Based on data for that day going back to 1949 for nearby Newark, N.J., there's a 3 in 10 chance for precipitation and a 1 in 10 chance for snowfall during the game, said David A. Robinson, the New Jersey state climatologist. And, 3.4 inches of snow -- which fell in 1985 -- is the highest snowfall amount for the day, according to records going back to 1931.

Still, Robinson is quick to point out that his "climatological odds" are not a forecast, based on real-time data.

Long-term forecasting models and other factors more than two weeks before the game indicate the possibility for a system bringing frigid cold and snow to the eastern United States on the Friday into Saturday before Super Bowl Sunday, said Paul Pastelok, lead long-range forecaster for AccuWeather Inc.

Game day, as of Thursday, looks to be precipitation free, with temperatures possibly climbing to the mid-30s, he said. While his confidence level is low to moderate so early, he said that various factors are "consistent to show something wants to rotate though the eastern U.S. that Friday and Saturday."

Historically speaking, and based on data going back to 1931, there's about a 6 in 10 chance for freezing temperatures during the game, said Robinson, who relishes the chance to address this "great merger of sports and climate."

Early last fall he worked with a technical assistant to create Rutgers University's BigGameWeather.com, a "one stop shop" for historical weather information for Feb. 2 and the days leading up to it.

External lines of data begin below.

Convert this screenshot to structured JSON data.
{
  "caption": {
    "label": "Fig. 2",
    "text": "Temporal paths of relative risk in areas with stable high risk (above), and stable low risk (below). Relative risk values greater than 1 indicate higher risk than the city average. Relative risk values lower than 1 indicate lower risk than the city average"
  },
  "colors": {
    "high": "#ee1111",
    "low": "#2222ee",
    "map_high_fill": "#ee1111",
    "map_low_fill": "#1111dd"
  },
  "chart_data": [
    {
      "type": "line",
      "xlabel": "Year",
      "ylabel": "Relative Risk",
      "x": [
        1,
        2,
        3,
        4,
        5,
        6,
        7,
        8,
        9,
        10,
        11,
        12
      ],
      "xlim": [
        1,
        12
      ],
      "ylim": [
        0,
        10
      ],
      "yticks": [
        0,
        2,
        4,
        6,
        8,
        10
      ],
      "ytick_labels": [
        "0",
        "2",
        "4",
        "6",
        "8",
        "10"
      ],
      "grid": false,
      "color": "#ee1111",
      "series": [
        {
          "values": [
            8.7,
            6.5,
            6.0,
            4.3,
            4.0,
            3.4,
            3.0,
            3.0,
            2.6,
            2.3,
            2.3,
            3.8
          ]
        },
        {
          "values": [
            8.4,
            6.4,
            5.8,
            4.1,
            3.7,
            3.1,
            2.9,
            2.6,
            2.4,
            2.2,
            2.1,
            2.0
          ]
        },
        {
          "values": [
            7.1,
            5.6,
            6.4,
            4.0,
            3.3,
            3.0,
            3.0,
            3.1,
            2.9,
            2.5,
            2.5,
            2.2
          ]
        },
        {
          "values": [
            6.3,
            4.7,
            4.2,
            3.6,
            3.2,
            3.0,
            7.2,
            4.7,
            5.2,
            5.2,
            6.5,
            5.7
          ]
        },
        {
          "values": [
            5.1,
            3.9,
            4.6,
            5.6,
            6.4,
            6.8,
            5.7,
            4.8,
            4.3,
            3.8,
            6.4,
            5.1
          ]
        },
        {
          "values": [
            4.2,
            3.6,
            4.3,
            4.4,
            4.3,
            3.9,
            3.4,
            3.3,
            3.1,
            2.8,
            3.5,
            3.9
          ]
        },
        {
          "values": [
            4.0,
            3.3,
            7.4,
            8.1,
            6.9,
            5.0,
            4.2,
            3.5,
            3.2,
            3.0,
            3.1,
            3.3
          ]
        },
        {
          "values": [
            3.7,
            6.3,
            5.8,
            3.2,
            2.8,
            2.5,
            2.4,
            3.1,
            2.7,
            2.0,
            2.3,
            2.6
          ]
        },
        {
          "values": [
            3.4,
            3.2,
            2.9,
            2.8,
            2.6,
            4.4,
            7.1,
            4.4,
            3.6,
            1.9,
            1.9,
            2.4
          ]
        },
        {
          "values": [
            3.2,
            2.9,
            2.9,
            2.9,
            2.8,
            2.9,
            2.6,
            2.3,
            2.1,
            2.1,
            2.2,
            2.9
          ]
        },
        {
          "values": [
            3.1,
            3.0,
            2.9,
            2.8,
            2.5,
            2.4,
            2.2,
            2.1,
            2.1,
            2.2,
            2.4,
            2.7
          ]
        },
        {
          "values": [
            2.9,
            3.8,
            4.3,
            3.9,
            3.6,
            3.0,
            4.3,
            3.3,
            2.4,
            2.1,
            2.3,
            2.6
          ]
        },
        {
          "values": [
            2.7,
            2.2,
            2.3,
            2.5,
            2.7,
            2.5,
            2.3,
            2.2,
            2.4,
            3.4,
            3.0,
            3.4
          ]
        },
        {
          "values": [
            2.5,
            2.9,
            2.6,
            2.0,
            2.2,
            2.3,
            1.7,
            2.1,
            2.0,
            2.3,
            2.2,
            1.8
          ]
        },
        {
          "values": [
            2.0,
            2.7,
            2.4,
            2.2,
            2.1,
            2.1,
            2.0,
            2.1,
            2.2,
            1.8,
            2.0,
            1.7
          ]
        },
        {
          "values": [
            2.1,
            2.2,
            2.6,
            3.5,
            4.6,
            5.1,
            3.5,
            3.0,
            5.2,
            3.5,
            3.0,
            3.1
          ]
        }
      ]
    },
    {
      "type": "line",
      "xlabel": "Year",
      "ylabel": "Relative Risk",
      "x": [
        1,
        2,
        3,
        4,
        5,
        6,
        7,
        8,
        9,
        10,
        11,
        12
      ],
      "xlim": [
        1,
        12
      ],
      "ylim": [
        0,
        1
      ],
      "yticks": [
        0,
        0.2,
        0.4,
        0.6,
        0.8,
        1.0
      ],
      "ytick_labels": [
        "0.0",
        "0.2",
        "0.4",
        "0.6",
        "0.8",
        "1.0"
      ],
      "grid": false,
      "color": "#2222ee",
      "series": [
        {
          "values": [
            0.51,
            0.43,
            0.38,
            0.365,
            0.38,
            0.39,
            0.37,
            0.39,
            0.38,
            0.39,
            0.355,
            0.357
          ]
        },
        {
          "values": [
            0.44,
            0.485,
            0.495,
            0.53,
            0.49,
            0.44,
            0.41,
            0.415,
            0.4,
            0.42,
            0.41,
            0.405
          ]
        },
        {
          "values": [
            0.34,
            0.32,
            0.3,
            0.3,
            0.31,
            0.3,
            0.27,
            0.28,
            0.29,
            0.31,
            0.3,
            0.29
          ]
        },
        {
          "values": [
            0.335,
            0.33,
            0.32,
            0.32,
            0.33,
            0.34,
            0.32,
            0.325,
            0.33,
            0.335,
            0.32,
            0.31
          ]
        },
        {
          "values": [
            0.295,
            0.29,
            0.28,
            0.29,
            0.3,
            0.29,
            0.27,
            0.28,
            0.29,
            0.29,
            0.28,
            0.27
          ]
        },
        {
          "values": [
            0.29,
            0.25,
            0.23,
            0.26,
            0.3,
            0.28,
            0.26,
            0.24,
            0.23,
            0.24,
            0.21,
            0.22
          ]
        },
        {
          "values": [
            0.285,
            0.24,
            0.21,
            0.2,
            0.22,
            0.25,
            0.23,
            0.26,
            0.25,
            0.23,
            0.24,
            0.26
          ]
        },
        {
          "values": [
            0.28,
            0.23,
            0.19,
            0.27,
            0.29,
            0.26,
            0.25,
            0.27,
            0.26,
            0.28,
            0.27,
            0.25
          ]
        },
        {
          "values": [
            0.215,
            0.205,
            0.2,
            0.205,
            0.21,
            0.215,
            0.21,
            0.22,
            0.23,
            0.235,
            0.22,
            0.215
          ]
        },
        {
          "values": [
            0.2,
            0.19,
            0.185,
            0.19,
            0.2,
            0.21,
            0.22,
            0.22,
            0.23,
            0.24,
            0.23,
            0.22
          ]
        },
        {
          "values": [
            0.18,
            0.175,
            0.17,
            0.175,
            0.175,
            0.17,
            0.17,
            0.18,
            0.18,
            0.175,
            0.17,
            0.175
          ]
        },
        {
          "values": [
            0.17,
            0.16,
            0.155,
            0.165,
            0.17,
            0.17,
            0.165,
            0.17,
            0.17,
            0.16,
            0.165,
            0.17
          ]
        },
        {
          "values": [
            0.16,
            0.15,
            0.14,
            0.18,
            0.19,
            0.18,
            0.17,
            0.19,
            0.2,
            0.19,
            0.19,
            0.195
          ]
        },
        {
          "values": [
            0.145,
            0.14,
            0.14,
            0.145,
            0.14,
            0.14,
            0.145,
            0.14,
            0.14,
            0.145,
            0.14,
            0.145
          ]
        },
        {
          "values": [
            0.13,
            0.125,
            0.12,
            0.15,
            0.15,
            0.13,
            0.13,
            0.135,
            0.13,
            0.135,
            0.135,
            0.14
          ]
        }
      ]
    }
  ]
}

It includes kickoff time temperatures and probabilities.

For the wagering crowd, one online sports gambling site said it has set the over/under on the temperature at the 6:25 p.m. kickoff at 32 degrees, meaning gamblers can bet the real temperature will be over or under that point on the thermometer.

Consistent with AccuWeather's prediction, there's an increased likelihood for below average temperatures in the Northeast in the Jan. 29 through Feb. 7 period, said Nick Troiano, lead long-range meteorologist with Hackettstown, N.J-based WeatherWorks LLC., a consulting firm that includes MetLife Stadium as a client. The average temperature in that time period is right around the freezing mark.

Troiano said models for that time frame indicate at least a 30 percent to 40 percent chance "for several quick moving disturbances to bring minor to moderate snow events to the region, mainly ranging from 2 to 4 inches depending on the exact track."

The National Football League started receiving monitoring reports from meteorological firms with which it works on Jan. 2 when it moved into the stadium and started setting up compounds for security, media and planning, said Brian McCarthy, spokesman.

The league is "embracing the weather," he said, noting that the potential for snow at some point during play is "part of the allure of having the game here."